Da diversi anni è stata messa a disposizione dell’amministrazione comunale che, insieme alla Cooperativa Sociale Coop 21, l’hanno destinata ad alloggio sociale. Ci vivono infatti alcuni migranti. Si tratta di due appartamenti distinti, uno di due stanze e uno di tre e svolgono la funzione di centro di prima accoglienza per i profughi. 

In passato c’erano state anche proteste da parte dei vicini di casa per il degrado che, in alcuni casi, veniva osservato soprattuto all’estero, nel giardino. 

Era stata la famiglia di Pacciani, tuttora proprietaria dell’immobile, a non volerci abitare e quindi offrire la possibilità che i locali fossero utilizzati per aiutare altre persone. Negli anni non era stato possibile vendere una casa divenuta conosciuta in tutta Italia e non solo, per fatti anche negativi e nel tempo anche luogo di pellegrinaggio e visite di curiosi. Impossibile trovare acquirenti. 

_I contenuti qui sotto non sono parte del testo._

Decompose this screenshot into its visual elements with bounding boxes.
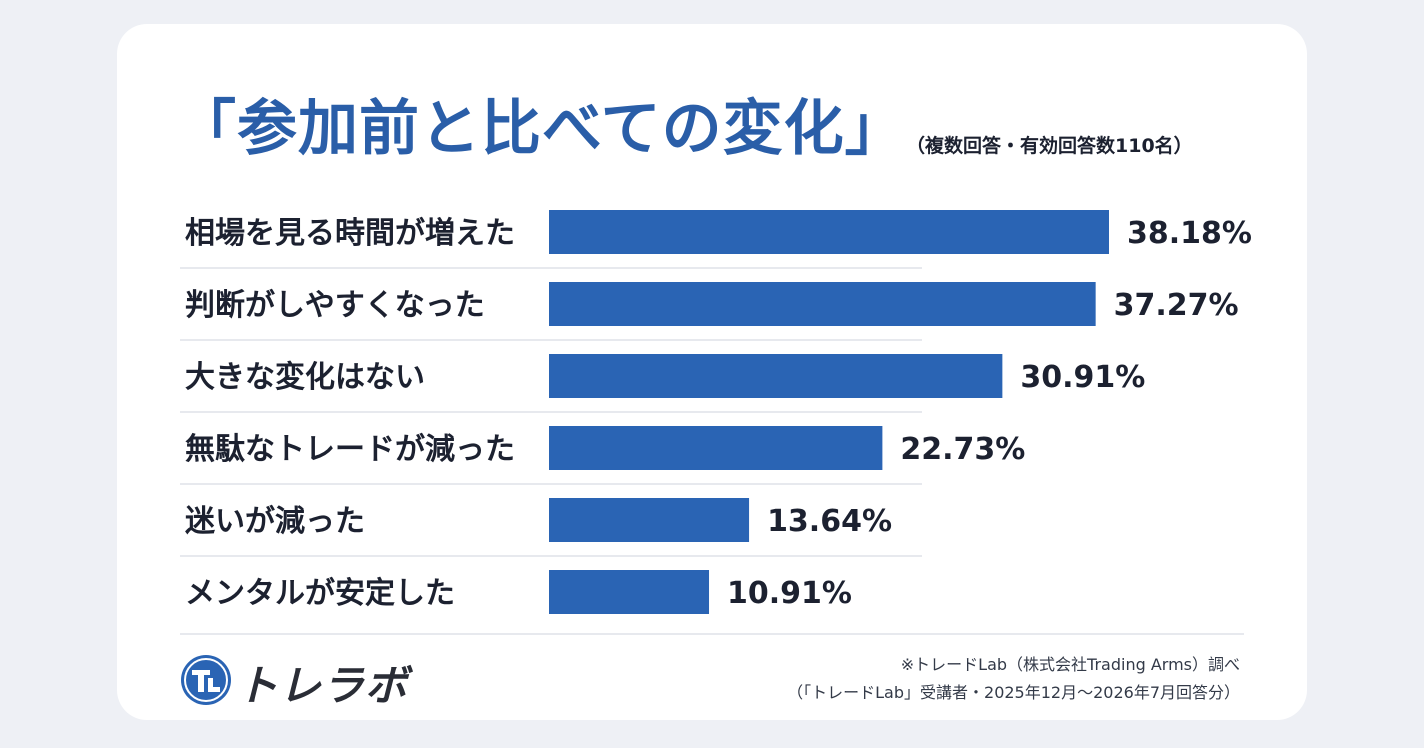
chart-title: 「参加前と比べての変化」 bbox=[176, 94, 906, 164]
bar bbox=[549, 354, 1003, 398]
source-line-2: （「トレードLab」受講者・2025年12月〜2026年7月回答分） bbox=[787, 683, 1240, 702]
value-label: 38.18% bbox=[1127, 216, 1252, 251]
bar bbox=[549, 210, 1109, 254]
logo-wordmark: トレラボ bbox=[236, 661, 409, 710]
bar bbox=[549, 282, 1096, 326]
source-note: ※トレードLab（株式会社Trading Arms）調べ （「トレードLab」受… bbox=[787, 651, 1240, 707]
category-label: 判断がしやすくなった bbox=[185, 288, 485, 323]
bar bbox=[549, 426, 883, 470]
bar bbox=[549, 498, 750, 542]
source-line-1: ※トレードLab（株式会社Trading Arms）調べ bbox=[900, 655, 1240, 674]
trelabo-logo-icon bbox=[181, 655, 231, 705]
value-label: 37.27% bbox=[1114, 288, 1239, 323]
value-label: 22.73% bbox=[900, 432, 1025, 467]
value-label: 10.91% bbox=[727, 576, 852, 611]
category-label: 無駄なトレードが減った bbox=[185, 432, 515, 467]
value-label: 13.64% bbox=[767, 504, 892, 539]
category-label: メンタルが安定した bbox=[185, 576, 455, 611]
category-label: 迷いが減った bbox=[185, 504, 365, 539]
value-label: 30.91% bbox=[1020, 360, 1145, 395]
category-label: 大きな変化はない bbox=[185, 360, 425, 395]
bar bbox=[549, 570, 710, 614]
chart-subtitle: （複数回答・有効回答数110名） bbox=[906, 135, 1193, 157]
category-label: 相場を見る時間が増えた bbox=[185, 216, 515, 251]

La casa di Mercatale Val di Pesa era stata anche teatro di abusi dalla moglie di Pacciani Angiolina e dalle figlie, poi affidate ai servizi sociali.  La vicenda del ’mostro di Firenze’ ha ruotato tutta attorno alla figura di Pietro Pacciani. Fu arrestato il 17 gennaio del 1993 e il processo contro di lui iniziò il 19 aprile del 1994. Ergastolo in primo grado, assolto e scarcerato in appello, sentenza poi annullata in Cassazione. Alla vigilia del processo-bis, il 22 febbraio 1998 Pacciani fu trovato morto nella sua casa a Mercatale, da innocente. Le prime vittime attribuite alla pistola del ’mostro’ furono i due amanti Antonio Lo Bianco e Barbara Locci, trovati morti in un’Alfa il 21 agosto 1968 a Signa.